This morning I was privileged to attend a special summit held by Beacon Economics’, Dr. Christopher Thornberg’s. Energy and excitement filled the room as we reviewed both San Diego and California’s Real Estate market and what to expect going forward. Below you can find a summary of interesting highlights and insight towards what we can expect in the coming months.

It’s important to note, that government policy remains one of the greatest inhibitors of the proposed accuracy of any forecast going forward. Its argued the previous quarters performance is largely artificial and due to massive government interventions to stimulate demand and restrict supply.

Artificial Supply and Demand

Supply & Demand photoFHA– FHA loans account for 30% of all loans in California, With as little as 3-4% down and a possible $18,000 federal/state blended tax credit, first home owners have the ability to net a gain when purchasing a house…Fundamentals don’t apply!

Tax Credits

HEMP program-Home Affordable Modification Program- proposed to modify mortgages for individuals to stay in there homes, aims at restricting supply, however its estimated only 10% are successful (Surprise?)

 

California is a boom or bust state, we typically perform very well with the national economy and tend to underperform at greater lengths when the broader US economy is performing  poorly.
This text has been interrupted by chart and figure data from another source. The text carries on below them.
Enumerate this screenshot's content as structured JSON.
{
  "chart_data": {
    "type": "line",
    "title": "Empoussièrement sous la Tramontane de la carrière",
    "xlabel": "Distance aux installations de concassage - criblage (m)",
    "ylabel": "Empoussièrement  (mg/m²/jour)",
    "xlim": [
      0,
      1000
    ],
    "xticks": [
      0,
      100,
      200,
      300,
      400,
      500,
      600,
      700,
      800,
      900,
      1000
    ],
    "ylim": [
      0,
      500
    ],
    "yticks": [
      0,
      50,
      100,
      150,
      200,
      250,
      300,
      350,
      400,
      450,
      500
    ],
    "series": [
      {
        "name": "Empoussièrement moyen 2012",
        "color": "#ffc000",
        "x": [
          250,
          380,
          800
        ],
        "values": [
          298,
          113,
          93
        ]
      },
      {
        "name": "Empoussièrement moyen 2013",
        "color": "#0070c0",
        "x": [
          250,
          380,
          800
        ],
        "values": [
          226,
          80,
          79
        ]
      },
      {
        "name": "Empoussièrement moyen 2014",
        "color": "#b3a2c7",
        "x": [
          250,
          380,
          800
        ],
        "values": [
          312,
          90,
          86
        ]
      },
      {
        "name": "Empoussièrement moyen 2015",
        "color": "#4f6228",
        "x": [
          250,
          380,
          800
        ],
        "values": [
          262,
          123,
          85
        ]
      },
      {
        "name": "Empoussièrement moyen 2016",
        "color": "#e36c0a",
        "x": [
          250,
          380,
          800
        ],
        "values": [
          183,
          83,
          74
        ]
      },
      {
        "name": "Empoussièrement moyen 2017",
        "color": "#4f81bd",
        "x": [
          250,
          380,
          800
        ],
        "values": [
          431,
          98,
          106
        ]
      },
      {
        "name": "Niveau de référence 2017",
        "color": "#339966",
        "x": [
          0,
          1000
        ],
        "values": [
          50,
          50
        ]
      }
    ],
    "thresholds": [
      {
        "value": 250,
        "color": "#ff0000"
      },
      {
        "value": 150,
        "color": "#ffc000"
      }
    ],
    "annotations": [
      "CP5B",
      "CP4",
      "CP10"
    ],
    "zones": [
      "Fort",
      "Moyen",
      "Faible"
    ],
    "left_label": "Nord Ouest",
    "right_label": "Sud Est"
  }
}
Dr. Thornberg argues the trends are pointing California in the right direction, but the fundamentals don’t support the claims. We all must be very cognizant of the relationship between fundamentals and historical trends. It’s at the point where the two variables support the same notions that forecast can be estimated with more confidence.
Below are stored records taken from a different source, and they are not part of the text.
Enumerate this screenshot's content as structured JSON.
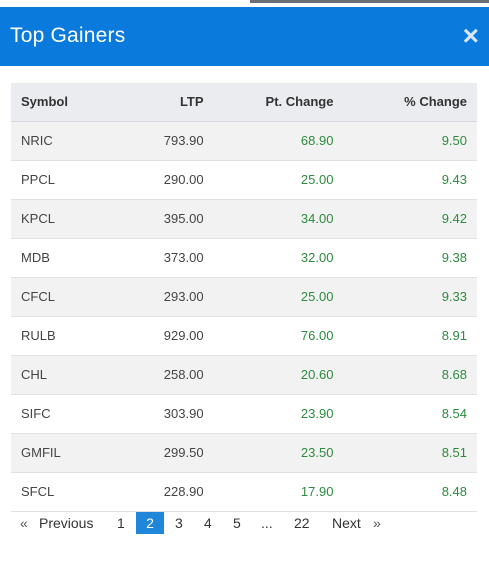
{
  "header": {
    "title": "Top Gainers",
    "close_label": "×"
  },
  "table": {
    "columns": [
      "Symbol",
      "LTP",
      "Pt. Change",
      "% Change"
    ],
    "rows": [
      [
        "NRIC",
        "793.90",
        "68.90",
        "9.50"
      ],
      [
        "PPCL",
        "290.00",
        "25.00",
        "9.43"
      ],
      [
        "KPCL",
        "395.00",
        "34.00",
        "9.42"
      ],
      [
        "MDB",
        "373.00",
        "32.00",
        "9.38"
      ],
      [
        "CFCL",
        "293.00",
        "25.00",
        "9.33"
      ],
      [
        "RULB",
        "929.00",
        "76.00",
        "8.91"
      ],
      [
        "CHL",
        "258.00",
        "20.60",
        "8.68"
      ],
      [
        "SIFC",
        "303.90",
        "23.90",
        "8.54"
      ],
      [
        "GMFIL",
        "299.50",
        "23.50",
        "8.51"
      ],
      [
        "SFCL",
        "228.90",
        "17.90",
        "8.48"
      ]
    ]
  },
  "pagination": {
    "prev_arrow": "«",
    "prev_label": "Previous",
    "pages": [
      "1",
      "2",
      "3",
      "4",
      "5"
    ],
    "ellipsis": "...",
    "last_page": "22",
    "next_label": "Next",
    "next_arrow": "»",
    "current": "2"
  },
  "colors": {
    "header_bg": "#0a7bdc",
    "positive": "#2e8b3e",
    "active_page": "#1f86da"
  }
}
A staggering fact, on a macro level-It’s estimated that 12 million homes nationwide are underwater. i.e.. the loan on the home is worth more than the home itself.

So what can we expect?

 

Well Dr. Thornberg didn’t provide a crystal ball accompanied with a 95% confidence interval, however he did mention multiple times that 2010 is going to be a good year, Artificial but good. Organic recovery, mixed with a steroid shot, of economic stimulus will bring more money to the markets, increase spending, and most likely decrease savings. On a macro level this is good for the short term, but possibly devastating for the long run. Dr. Thornberg poignantly notes that although 2010 will most likely be a solid year, we should all be very cautious not to overextend for 2011 and 2012.
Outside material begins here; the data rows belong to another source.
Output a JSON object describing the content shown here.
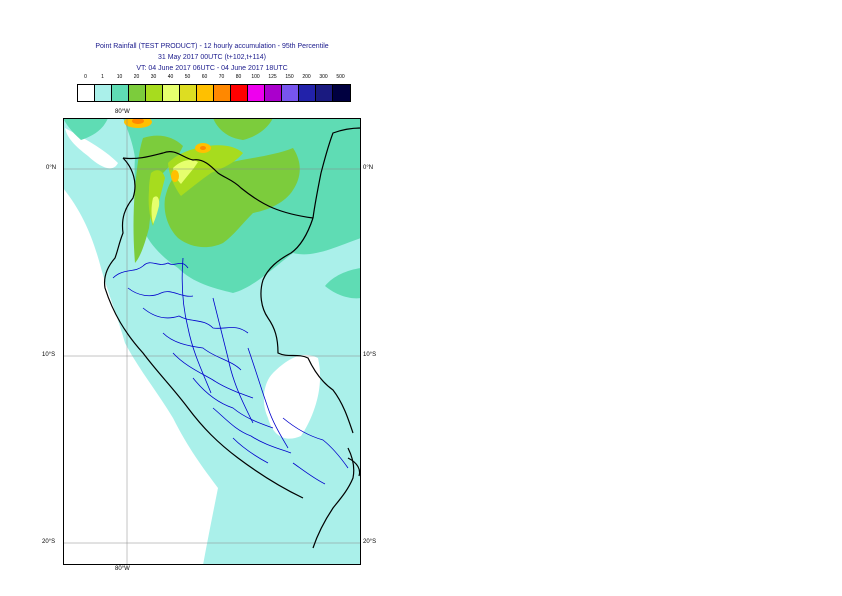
{
  "title": {
    "line1": "Point Rainfall (TEST PRODUCT) - 12 hourly accumulation - 95th Percentile",
    "line2": "31 May 2017 00UTC (t+102,t+114)",
    "line3": "VT: 04 June 2017 06UTC - 04 June 2017 18UTC"
  },
  "legend": {
    "ticks": [
      "0",
      "1",
      "10",
      "20",
      "30",
      "40",
      "50",
      "60",
      "70",
      "80",
      "100",
      "125",
      "150",
      "200",
      "300",
      "500"
    ],
    "colors": [
      "#ffffff",
      "#aaf0ea",
      "#5fdcb4",
      "#7ccc3c",
      "#a7dc1e",
      "#e6ff6e",
      "#dddd22",
      "#ffc000",
      "#ff8800",
      "#ff0000",
      "#ee00ee",
      "#aa00cc",
      "#7755ee",
      "#2222aa",
      "#1a1a80",
      "#000040"
    ]
  },
  "map": {
    "lon_top": "80°W",
    "lon_bottom": "80°W",
    "lat_labels": [
      "0°N",
      "10°S",
      "20°S"
    ],
    "colors": {
      "background": "#aaf0ea",
      "dry": "#ffffff",
      "light": "#5fdcb4",
      "moderate": "#7ccc3c",
      "heavy": "#a7dc1e",
      "very_heavy": "#e6ff6e",
      "extreme": "#ffc000",
      "peak": "#ff8800",
      "border": "#000000",
      "admin": "#0000cc",
      "grid": "#888888"
    }
  }
}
Some indictors to look out for:us-government-spending-versus-revenue

#1 Total Financial markets, The markets have been an interesting indicator of poor fundamentals for quite some time. From Feb 09- March 2010, international equity markets cumulatively experienced a 71% increase in value accounting for $22 trillion dollars. …..Its important to note, no one knows where this “MONEY, would be coming from, and thus I argue fundamentally unsound.)

#2 Inflation, the ball demand could go either way, To date the Fed has expanded the monetary base by 1.3 trillion dollars, a majority going to excess bank reserves to insure liquidity. However point being $1.3 trillion accounts for a 150% increase…Amortized over the next 5 years. almost 30% a year is quite significant and obviously apparent.

#3. Federal Debts– I Don’t want to relate the US to Greece, however as it stands U.S gov is borrowing $ 4 Billion/Day, 11% of GDP per year. The  gross national debt is 85% of value. Be aware.

 

In Summary, 2010 will be good, however don’t overextend, be cautious, patient and frugal.

 

We can all still learn for Sir Benjamin Franklin’s wise words:

“He that is rich need not live sparingly, and he that can live sparingly need not be rich.”